Paulus123 wrote: I quess to my ear using the subjunctive sounds a little to tenative for a definition. How would you classify this use of the subjunctive? Is this a style commonly used for definitions in Latin?
Allen & Greenough, §482 wrote:The tenses of the Subjunctive in Dependent Clauses follow special rules for the Sequence of Tenses.
Allen & Greenough, §485.b wrote:After a primary tense the Perfect Subjunctive is regularly used to denote any past action.
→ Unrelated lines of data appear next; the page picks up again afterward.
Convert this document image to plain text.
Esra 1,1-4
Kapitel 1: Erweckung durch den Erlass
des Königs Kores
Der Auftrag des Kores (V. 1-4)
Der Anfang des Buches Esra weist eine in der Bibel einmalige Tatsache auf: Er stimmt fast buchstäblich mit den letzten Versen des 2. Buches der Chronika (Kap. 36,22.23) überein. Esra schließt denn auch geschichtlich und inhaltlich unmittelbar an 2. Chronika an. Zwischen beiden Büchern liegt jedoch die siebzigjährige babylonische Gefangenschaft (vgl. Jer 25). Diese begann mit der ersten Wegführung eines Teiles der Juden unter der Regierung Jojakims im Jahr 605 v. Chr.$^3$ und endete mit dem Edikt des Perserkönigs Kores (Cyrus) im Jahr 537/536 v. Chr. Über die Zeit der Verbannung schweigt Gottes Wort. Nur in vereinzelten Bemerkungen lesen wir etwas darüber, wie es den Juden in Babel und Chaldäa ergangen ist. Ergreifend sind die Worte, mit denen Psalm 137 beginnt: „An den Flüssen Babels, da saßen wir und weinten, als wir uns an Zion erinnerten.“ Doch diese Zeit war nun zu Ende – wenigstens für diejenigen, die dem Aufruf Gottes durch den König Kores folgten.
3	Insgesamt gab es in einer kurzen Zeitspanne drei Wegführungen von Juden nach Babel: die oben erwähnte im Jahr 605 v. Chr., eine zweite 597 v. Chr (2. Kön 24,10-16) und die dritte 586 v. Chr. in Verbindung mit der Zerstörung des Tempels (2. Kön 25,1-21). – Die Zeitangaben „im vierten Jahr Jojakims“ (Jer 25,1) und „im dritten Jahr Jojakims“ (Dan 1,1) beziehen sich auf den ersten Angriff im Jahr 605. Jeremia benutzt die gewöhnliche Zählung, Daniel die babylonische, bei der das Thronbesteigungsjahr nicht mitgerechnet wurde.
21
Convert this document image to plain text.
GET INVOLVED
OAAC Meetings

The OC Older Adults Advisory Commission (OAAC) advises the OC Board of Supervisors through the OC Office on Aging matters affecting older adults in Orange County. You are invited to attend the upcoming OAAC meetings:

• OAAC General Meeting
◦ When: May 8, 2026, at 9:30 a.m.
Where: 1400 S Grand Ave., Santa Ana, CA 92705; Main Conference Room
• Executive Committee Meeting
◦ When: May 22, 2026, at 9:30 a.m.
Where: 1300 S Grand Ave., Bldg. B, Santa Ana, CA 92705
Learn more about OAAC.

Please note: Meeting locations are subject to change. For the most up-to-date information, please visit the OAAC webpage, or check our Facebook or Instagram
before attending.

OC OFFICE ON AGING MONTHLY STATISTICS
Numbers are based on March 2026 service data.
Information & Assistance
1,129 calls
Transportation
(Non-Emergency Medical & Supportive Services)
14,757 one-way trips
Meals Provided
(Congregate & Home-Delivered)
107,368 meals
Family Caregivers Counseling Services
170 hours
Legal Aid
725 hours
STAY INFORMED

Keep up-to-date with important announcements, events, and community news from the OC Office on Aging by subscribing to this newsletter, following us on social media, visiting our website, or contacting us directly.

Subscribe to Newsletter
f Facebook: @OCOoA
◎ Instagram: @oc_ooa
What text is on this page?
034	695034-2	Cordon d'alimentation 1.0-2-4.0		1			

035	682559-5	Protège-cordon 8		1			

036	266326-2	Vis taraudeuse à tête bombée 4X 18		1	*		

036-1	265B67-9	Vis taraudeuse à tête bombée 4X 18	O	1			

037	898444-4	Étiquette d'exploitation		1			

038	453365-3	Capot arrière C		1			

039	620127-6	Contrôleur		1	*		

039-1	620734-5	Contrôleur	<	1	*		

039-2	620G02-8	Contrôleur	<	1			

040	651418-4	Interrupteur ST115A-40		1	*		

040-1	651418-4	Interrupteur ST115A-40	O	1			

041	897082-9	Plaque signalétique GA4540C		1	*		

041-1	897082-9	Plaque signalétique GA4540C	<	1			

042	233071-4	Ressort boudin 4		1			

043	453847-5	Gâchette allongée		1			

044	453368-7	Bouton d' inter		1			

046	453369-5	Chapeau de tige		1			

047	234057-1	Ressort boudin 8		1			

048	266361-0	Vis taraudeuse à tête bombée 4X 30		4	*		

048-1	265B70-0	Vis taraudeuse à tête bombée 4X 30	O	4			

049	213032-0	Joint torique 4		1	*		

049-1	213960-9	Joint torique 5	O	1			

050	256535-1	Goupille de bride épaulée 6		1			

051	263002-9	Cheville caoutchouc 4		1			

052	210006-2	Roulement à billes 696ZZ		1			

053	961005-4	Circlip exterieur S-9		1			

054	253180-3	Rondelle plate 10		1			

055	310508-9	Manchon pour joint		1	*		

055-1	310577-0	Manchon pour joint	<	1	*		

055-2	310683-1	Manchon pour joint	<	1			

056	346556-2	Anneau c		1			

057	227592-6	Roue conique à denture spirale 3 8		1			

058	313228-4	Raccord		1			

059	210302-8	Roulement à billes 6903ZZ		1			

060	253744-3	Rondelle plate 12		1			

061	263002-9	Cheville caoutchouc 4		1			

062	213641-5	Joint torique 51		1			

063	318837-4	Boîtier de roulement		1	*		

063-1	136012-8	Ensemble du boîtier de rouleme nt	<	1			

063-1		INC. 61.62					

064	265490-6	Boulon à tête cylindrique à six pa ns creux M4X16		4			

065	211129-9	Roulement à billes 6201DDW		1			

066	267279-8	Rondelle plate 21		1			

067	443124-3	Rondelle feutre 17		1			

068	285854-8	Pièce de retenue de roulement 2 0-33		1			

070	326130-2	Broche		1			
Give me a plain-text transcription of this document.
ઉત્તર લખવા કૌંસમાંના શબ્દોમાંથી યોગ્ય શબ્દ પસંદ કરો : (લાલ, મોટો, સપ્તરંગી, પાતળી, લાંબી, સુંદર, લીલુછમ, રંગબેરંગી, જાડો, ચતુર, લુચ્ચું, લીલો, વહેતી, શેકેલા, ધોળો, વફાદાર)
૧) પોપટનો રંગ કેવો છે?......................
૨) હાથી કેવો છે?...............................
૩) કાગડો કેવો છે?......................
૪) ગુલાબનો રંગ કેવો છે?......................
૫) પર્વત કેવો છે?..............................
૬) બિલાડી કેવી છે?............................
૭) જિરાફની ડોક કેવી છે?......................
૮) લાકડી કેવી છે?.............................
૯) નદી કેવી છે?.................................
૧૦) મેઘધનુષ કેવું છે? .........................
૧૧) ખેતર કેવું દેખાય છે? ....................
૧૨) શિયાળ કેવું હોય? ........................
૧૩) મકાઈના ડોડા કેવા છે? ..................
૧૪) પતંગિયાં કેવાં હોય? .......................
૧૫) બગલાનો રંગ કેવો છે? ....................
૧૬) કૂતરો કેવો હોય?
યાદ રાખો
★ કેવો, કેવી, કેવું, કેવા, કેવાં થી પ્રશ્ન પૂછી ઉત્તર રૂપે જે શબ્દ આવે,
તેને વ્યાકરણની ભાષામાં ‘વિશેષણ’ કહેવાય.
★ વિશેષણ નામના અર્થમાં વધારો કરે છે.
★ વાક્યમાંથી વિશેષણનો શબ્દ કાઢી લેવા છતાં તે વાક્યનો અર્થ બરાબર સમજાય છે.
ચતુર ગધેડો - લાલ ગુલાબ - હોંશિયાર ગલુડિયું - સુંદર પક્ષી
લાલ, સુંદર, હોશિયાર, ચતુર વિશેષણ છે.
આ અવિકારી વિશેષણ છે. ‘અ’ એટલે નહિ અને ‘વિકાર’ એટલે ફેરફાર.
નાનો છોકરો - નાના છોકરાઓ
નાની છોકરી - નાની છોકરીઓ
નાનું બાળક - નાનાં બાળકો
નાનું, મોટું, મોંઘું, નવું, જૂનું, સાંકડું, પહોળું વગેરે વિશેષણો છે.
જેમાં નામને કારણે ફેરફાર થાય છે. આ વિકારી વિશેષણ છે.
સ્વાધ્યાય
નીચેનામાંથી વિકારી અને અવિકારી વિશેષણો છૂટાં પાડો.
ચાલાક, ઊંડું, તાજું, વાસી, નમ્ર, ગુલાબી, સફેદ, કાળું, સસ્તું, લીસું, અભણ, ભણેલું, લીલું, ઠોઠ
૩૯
You have indeed a dependent clause referring to a condition that might
pertain (so subjunctive in Latin). Were the condition to pertain (or have pertained,—so past tense), then as a consequence, "it is a rectilinear angle". Convoluted, I know, but I'm trying to justify the writer's thinking. In English, you tend to say "it will
be a rectilinear angle", which is no less strange, I suggest, in referring to the potentiality of a general truth. Dependentem clausulam quidem habes, ut conditionem quae pertineat demonstrat (ideò subjunctivo modo latiné). Si conditio pertinuisset, tunc ab eam causam, est angulus rectilineus. Tortuosum, scio, sed mentem scriptoris excusare conor. Anglicè paenè dicas "it will be a rectilinear angle" , quod non minùs externum est, suggero, veri potentiam generalis in demonstrando.
I'm writing in Latin hoping for correction, and not because I'm confident in how I express myself. Latinè scribo ut ab omnibus corrigar, non quod confidenter me exprimam.